Le ministère public est conscient d’être un vestige face à des dossiers comme celui là :

A qui on vend ? Il y a un des acheteurs qui a 17 ans : on a semé le drame la tragédie, la mort dans cette vie. Ce procès ne doit pas être qu’une génuflexion avec le dealer (il ironise sur l’obligation que son ministère a de prendre en compte le coté pathologique du prévenu) mais aussi de la compassion pour les familles de victimes du dealer !

Ce dealer se souvient très bien des quantités qu’il a l’habitude de vendre et les prix varient d’un client à l’autre, comme le pétrole disait monsieur le président, comme au marché dirais-je, les prix varient en fonction de la tête des clients.

Le procureur requiert 3 ans de prison ferme.

La défense de l’avocat

Le déroulement de l’audience me perturbe. Vous dites dans un premier temps qu’on voit monsieur B. comme un homme rongé par l’héroïne. Avec les réquisitions du procureur on décolle et on tombe sur un discours tout fait : infantilisation des demandeurs d’emploi par l’ANPE, compassion pour les victimes de l’héroïne, caricature des consommateurs qui auraient été débauchés à la sortie du lycée par monsieur B. et finalement on a sur le banc des accusés un garcon qui deale depuis toujours. Ce qui compte dans la justice, c’est la singularisation des audiences !

Tout d’abord mon client a été dénoncé et arrêté suite à un renseignement anonyme : c’est l’usage qui est réservé aux indicateurs de la police qui n’ont plus d’utilité pour celle-ci : un indic qu’on fait cramer dans le jargon policier. Monsieur B. est dans un foyer Sonacotra depuis 1997 et les gendarmes ne se seraient jamais apercu du trafic dont on le charge depuis tout ce temps !

J’ai pensé que vous aviez compris à l’apparence physique de mon client qu’il est sur la corde raide tout le temps et j’ai aussi pensé que vous saviez que la consommation de méthadone, d’héroïne et la vente de celle-ci sont des situations courantes chez les usagers en cours de cure.

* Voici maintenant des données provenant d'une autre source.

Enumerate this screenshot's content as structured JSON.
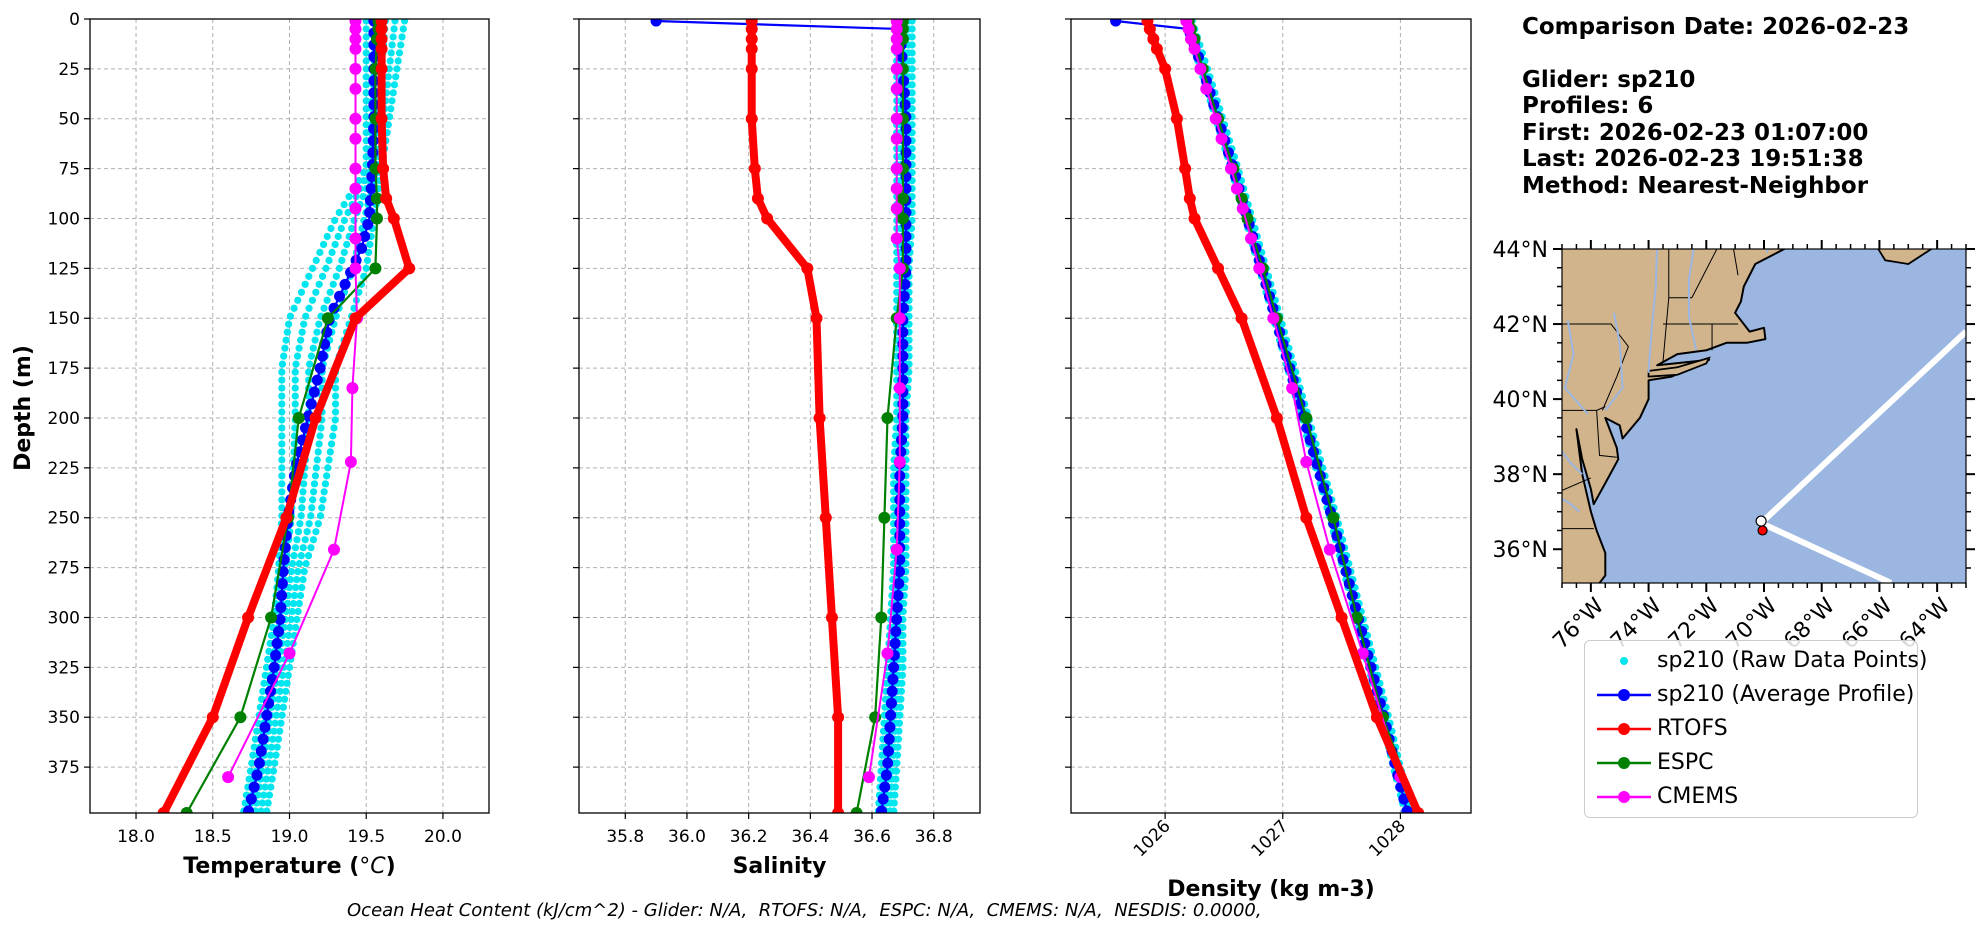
{
  "info": {
    "comparison_date": "Comparison Date: 2026-02-23",
    "glider": "Glider: sp210",
    "profiles": "Profiles: 6",
    "first": "First: 2026-02-23 01:07:00",
    "last": "Last: 2026-02-23 19:51:38",
    "method": "Method: Nearest-Neighbor"
  },
  "footer": "Ocean Heat Content (kJ/cm^2) - Glider: N/A,  RTOFS: N/A,  ESPC: N/A,  CMEMS: N/A,  NESDIS: 0.0000,",
  "colors": {
    "raw": "#00e5ee",
    "glider": "#0000ff",
    "rtofs": "#ff0000",
    "espc": "#008000",
    "cmems": "#ff00ff",
    "land": "#d2b48c",
    "ocean": "#9bb7e1"
  },
  "legend": [
    {
      "label": "sp210 (Raw Data Points)",
      "key": "raw",
      "style": "dot"
    },
    {
      "label": "sp210 (Average Profile)",
      "key": "glider",
      "style": "line"
    },
    {
      "label": "RTOFS",
      "key": "rtofs",
      "style": "line"
    },
    {
      "label": "ESPC",
      "key": "espc",
      "style": "line"
    },
    {
      "label": "CMEMS",
      "key": "cmems",
      "style": "line"
    }
  ],
  "chart_data": [
    {
      "type": "line",
      "id": "temperature",
      "xlabel": "Temperature (°C)",
      "ylabel": "Depth (m)",
      "xlim": [
        17.7,
        20.3
      ],
      "ylim": [
        398,
        0
      ],
      "xticks": [
        18.0,
        18.5,
        19.0,
        19.5,
        20.0
      ],
      "xtick_labels": [
        "18.0",
        "18.5",
        "19.0",
        "19.5",
        "20.0"
      ],
      "yticks": [
        0,
        25,
        50,
        75,
        100,
        125,
        150,
        175,
        200,
        225,
        250,
        275,
        300,
        325,
        350,
        375
      ],
      "grid": true,
      "series": [
        {
          "name": "RTOFS",
          "depth": [
            1,
            5,
            10,
            15,
            25,
            50,
            75,
            90,
            100,
            125,
            150,
            200,
            250,
            300,
            350,
            398
          ],
          "values": [
            19.6,
            19.6,
            19.6,
            19.6,
            19.6,
            19.6,
            19.61,
            19.63,
            19.68,
            19.78,
            19.43,
            19.17,
            18.98,
            18.73,
            18.5,
            18.18
          ]
        },
        {
          "name": "ESPC",
          "depth": [
            1,
            5,
            10,
            25,
            50,
            75,
            90,
            100,
            125,
            150,
            200,
            250,
            300,
            350,
            398
          ],
          "values": [
            19.58,
            19.58,
            19.57,
            19.56,
            19.56,
            19.56,
            19.57,
            19.57,
            19.56,
            19.25,
            19.06,
            18.99,
            18.88,
            18.68,
            18.33
          ]
        },
        {
          "name": "CMEMS",
          "depth": [
            1,
            5,
            10,
            15,
            25,
            35,
            50,
            60,
            75,
            85,
            95,
            110,
            125,
            150,
            185,
            222,
            266,
            318,
            380
          ],
          "values": [
            19.43,
            19.43,
            19.43,
            19.43,
            19.43,
            19.43,
            19.43,
            19.43,
            19.43,
            19.43,
            19.43,
            19.43,
            19.43,
            19.44,
            19.41,
            19.4,
            19.29,
            19.0,
            18.6
          ]
        },
        {
          "name": "sp210 (Average Profile)",
          "depth": [
            1,
            25,
            50,
            75,
            100,
            115,
            130,
            150,
            175,
            200,
            225,
            250,
            275,
            300,
            325,
            350,
            375,
            398
          ],
          "values": [
            19.55,
            19.55,
            19.55,
            19.54,
            19.52,
            19.47,
            19.38,
            19.26,
            19.2,
            19.12,
            19.04,
            18.99,
            18.96,
            18.94,
            18.9,
            18.85,
            18.8,
            18.73
          ]
        }
      ],
      "raw_points": {
        "name": "sp210 (Raw Data Points)",
        "depth": [
          1,
          25,
          50,
          75,
          100,
          125,
          150,
          175,
          200,
          225,
          250,
          275,
          300,
          325,
          350,
          375,
          398
        ],
        "min": [
          19.5,
          19.5,
          19.5,
          19.5,
          19.3,
          19.15,
          19.0,
          18.95,
          18.95,
          18.95,
          18.95,
          18.93,
          18.9,
          18.85,
          18.8,
          18.75,
          18.7
        ],
        "max": [
          19.75,
          19.7,
          19.65,
          19.6,
          19.55,
          19.5,
          19.4,
          19.3,
          19.3,
          19.25,
          19.2,
          19.1,
          19.05,
          19.0,
          18.95,
          18.9,
          18.85
        ]
      }
    },
    {
      "type": "line",
      "id": "salinity",
      "xlabel": "Salinity",
      "xlim": [
        35.65,
        36.95
      ],
      "ylim": [
        398,
        0
      ],
      "xticks": [
        35.8,
        36.0,
        36.2,
        36.4,
        36.6,
        36.8
      ],
      "xtick_labels": [
        "35.8",
        "36.0",
        "36.2",
        "36.4",
        "36.6",
        "36.8"
      ],
      "grid": true,
      "series": [
        {
          "name": "RTOFS",
          "depth": [
            1,
            5,
            10,
            15,
            25,
            50,
            75,
            90,
            100,
            125,
            150,
            200,
            250,
            300,
            350,
            398
          ],
          "values": [
            36.21,
            36.21,
            36.21,
            36.21,
            36.21,
            36.21,
            36.22,
            36.23,
            36.26,
            36.39,
            36.42,
            36.43,
            36.45,
            36.47,
            36.49,
            36.49
          ]
        },
        {
          "name": "ESPC",
          "depth": [
            1,
            5,
            10,
            25,
            50,
            75,
            90,
            100,
            125,
            150,
            200,
            250,
            300,
            350,
            398
          ],
          "values": [
            36.7,
            36.7,
            36.7,
            36.7,
            36.7,
            36.7,
            36.7,
            36.7,
            36.7,
            36.68,
            36.65,
            36.64,
            36.63,
            36.61,
            36.55
          ]
        },
        {
          "name": "CMEMS",
          "depth": [
            1,
            5,
            10,
            15,
            25,
            35,
            50,
            60,
            75,
            85,
            95,
            110,
            125,
            150,
            185,
            222,
            266,
            318,
            380
          ],
          "values": [
            36.68,
            36.68,
            36.68,
            36.68,
            36.68,
            36.68,
            36.68,
            36.68,
            36.68,
            36.68,
            36.68,
            36.68,
            36.69,
            36.69,
            36.69,
            36.69,
            36.68,
            36.65,
            36.59
          ]
        },
        {
          "name": "sp210 (Average Profile)",
          "depth": [
            1,
            5,
            25,
            50,
            75,
            100,
            125,
            150,
            175,
            200,
            225,
            250,
            275,
            300,
            325,
            350,
            375,
            398
          ],
          "values": [
            35.9,
            36.69,
            36.7,
            36.71,
            36.71,
            36.71,
            36.71,
            36.7,
            36.7,
            36.7,
            36.69,
            36.69,
            36.69,
            36.68,
            36.67,
            36.66,
            36.65,
            36.63
          ]
        }
      ],
      "raw_points": {
        "name": "sp210 (Raw Data Points)",
        "depth": [
          1,
          25,
          50,
          75,
          100,
          125,
          150,
          175,
          200,
          225,
          250,
          275,
          300,
          325,
          350,
          375,
          398
        ],
        "min": [
          36.68,
          36.68,
          36.68,
          36.68,
          36.68,
          36.68,
          36.68,
          36.68,
          36.68,
          36.67,
          36.67,
          36.67,
          36.66,
          36.65,
          36.64,
          36.63,
          36.62
        ],
        "max": [
          36.73,
          36.73,
          36.73,
          36.73,
          36.73,
          36.72,
          36.72,
          36.72,
          36.71,
          36.71,
          36.71,
          36.71,
          36.7,
          36.7,
          36.69,
          36.68,
          36.67
        ]
      }
    },
    {
      "type": "line",
      "id": "density",
      "xlabel": "Density (kg m-3)",
      "xlim": [
        1025.2,
        1028.6
      ],
      "ylim": [
        398,
        0
      ],
      "xticks": [
        1026,
        1027,
        1028
      ],
      "xtick_labels": [
        "1026",
        "1027",
        "1028"
      ],
      "grid": true,
      "series": [
        {
          "name": "RTOFS",
          "depth": [
            1,
            5,
            10,
            15,
            25,
            50,
            75,
            90,
            100,
            125,
            150,
            200,
            250,
            300,
            350,
            398
          ],
          "values": [
            1025.85,
            1025.87,
            1025.9,
            1025.93,
            1026.0,
            1026.1,
            1026.17,
            1026.21,
            1026.25,
            1026.45,
            1026.65,
            1026.95,
            1027.2,
            1027.5,
            1027.8,
            1028.15
          ]
        },
        {
          "name": "ESPC",
          "depth": [
            1,
            5,
            10,
            25,
            50,
            75,
            90,
            100,
            125,
            150,
            200,
            250,
            300,
            350,
            398
          ],
          "values": [
            1026.2,
            1026.22,
            1026.25,
            1026.32,
            1026.45,
            1026.58,
            1026.65,
            1026.7,
            1026.83,
            1026.95,
            1027.2,
            1027.43,
            1027.63,
            1027.85,
            1028.15
          ]
        },
        {
          "name": "CMEMS",
          "depth": [
            1,
            5,
            10,
            15,
            25,
            35,
            50,
            60,
            75,
            85,
            95,
            110,
            125,
            150,
            185,
            222,
            266,
            318,
            380
          ],
          "values": [
            1026.18,
            1026.2,
            1026.22,
            1026.25,
            1026.3,
            1026.35,
            1026.43,
            1026.48,
            1026.56,
            1026.61,
            1026.66,
            1026.73,
            1026.8,
            1026.92,
            1027.08,
            1027.2,
            1027.4,
            1027.68,
            1028.0
          ]
        },
        {
          "name": "sp210 (Average Profile)",
          "depth": [
            1,
            5,
            25,
            50,
            75,
            100,
            125,
            150,
            175,
            200,
            225,
            250,
            275,
            300,
            325,
            350,
            375,
            398
          ],
          "values": [
            1025.58,
            1026.2,
            1026.32,
            1026.45,
            1026.58,
            1026.7,
            1026.82,
            1026.94,
            1027.06,
            1027.18,
            1027.3,
            1027.42,
            1027.53,
            1027.64,
            1027.75,
            1027.86,
            1027.96,
            1028.06
          ]
        }
      ],
      "raw_points": {
        "name": "sp210 (Raw Data Points)",
        "depth": [
          1,
          25,
          50,
          75,
          100,
          125,
          150,
          175,
          200,
          225,
          250,
          275,
          300,
          325,
          350,
          375,
          398
        ],
        "min": [
          1026.17,
          1026.3,
          1026.43,
          1026.56,
          1026.68,
          1026.8,
          1026.92,
          1027.04,
          1027.16,
          1027.28,
          1027.4,
          1027.51,
          1027.62,
          1027.73,
          1027.84,
          1027.94,
          1028.04
        ],
        "max": [
          1026.23,
          1026.36,
          1026.49,
          1026.62,
          1026.74,
          1026.86,
          1026.98,
          1027.1,
          1027.22,
          1027.34,
          1027.46,
          1027.57,
          1027.68,
          1027.79,
          1027.9,
          1028.0,
          1028.1
        ]
      }
    },
    {
      "type": "map",
      "id": "track-map",
      "lon_range": [
        -77.0,
        -63.0
      ],
      "lat_range": [
        35.1,
        44.0
      ],
      "lon_ticks": [
        -76,
        -74,
        -72,
        -70,
        -68,
        -66,
        -64
      ],
      "lon_tick_labels": [
        "76°W",
        "74°W",
        "72°W",
        "70°W",
        "68°W",
        "66°W",
        "64°W"
      ],
      "lat_ticks": [
        36,
        38,
        40,
        42,
        44
      ],
      "lat_tick_labels": [
        "36°N",
        "38°N",
        "40°N",
        "42°N",
        "44°N"
      ],
      "glider_track": [
        [
          -63.0,
          41.8
        ],
        [
          -70.1,
          36.7
        ],
        [
          -65.6,
          35.1
        ]
      ],
      "glider_position": [
        -70.1,
        36.75
      ],
      "model_position": [
        -70.05,
        36.5
      ]
    }
  ]
}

Pourquoi supposer que Monsieur B. vend beaucoup et depuis toujours ? Mon client est sur écoute, sous surveillance depuis un an et ses comptes ont été epluchés, il n’a pas du tout été mis en évidence que mon client échangeait de grosses sommes, c’est tout l’inverse, il n’avait que 230€ à son domicile : il faut coller au dossier monsieur le président et pas décoller. Pensez vous qu’il est en train de se faire construire une villa sur la côte méditérannéenne ? Bien sûr que non et il porte la réponse sur lui !

Et il n’y a pas comme le laisse penser le procureur de don de doses d’héroïne à la sortie des lycées dans le but de faire d’innocents lycéens de nouveaux consommateurs du poison : ne faisons pas d’amalgame.

La réquisition qui a été faite de trois ans est démesurée. Vous pensez qu’en le bouclant 3 ans alors qu’il n’a jamais goûté à la prison va être la solution ? Surtout pour un trafic qui est du type à payer sa propre consommation ?

J’entends bien que ce produit, l’héroïne est un produit qui demande une réponse forte de la part de la justice mais je demande une mesure exceptionnelle de 18 mois de prison avec sursis assorti d’une mise à l’épreuve et obligation de soin pour mon client.

Je vous demande d’individualiser la décision que vous allez prendre.

16h23 : Délibéré

Le tribunal vous reconnaît coupable d’acquisition, de détention, de transport et de cession de produits stupéfiants. Nous avons tenu compte de l’absence de toute infraction sur votre casier judiciaire et la cour vous condamne à 2 ans de prison dont un avec sursis assorti d’une mise à l’épreuve de 3 ans, la saisie des 230 € trouvés à votre domicile ainsi que les produits stupéfiants qui seront détruits.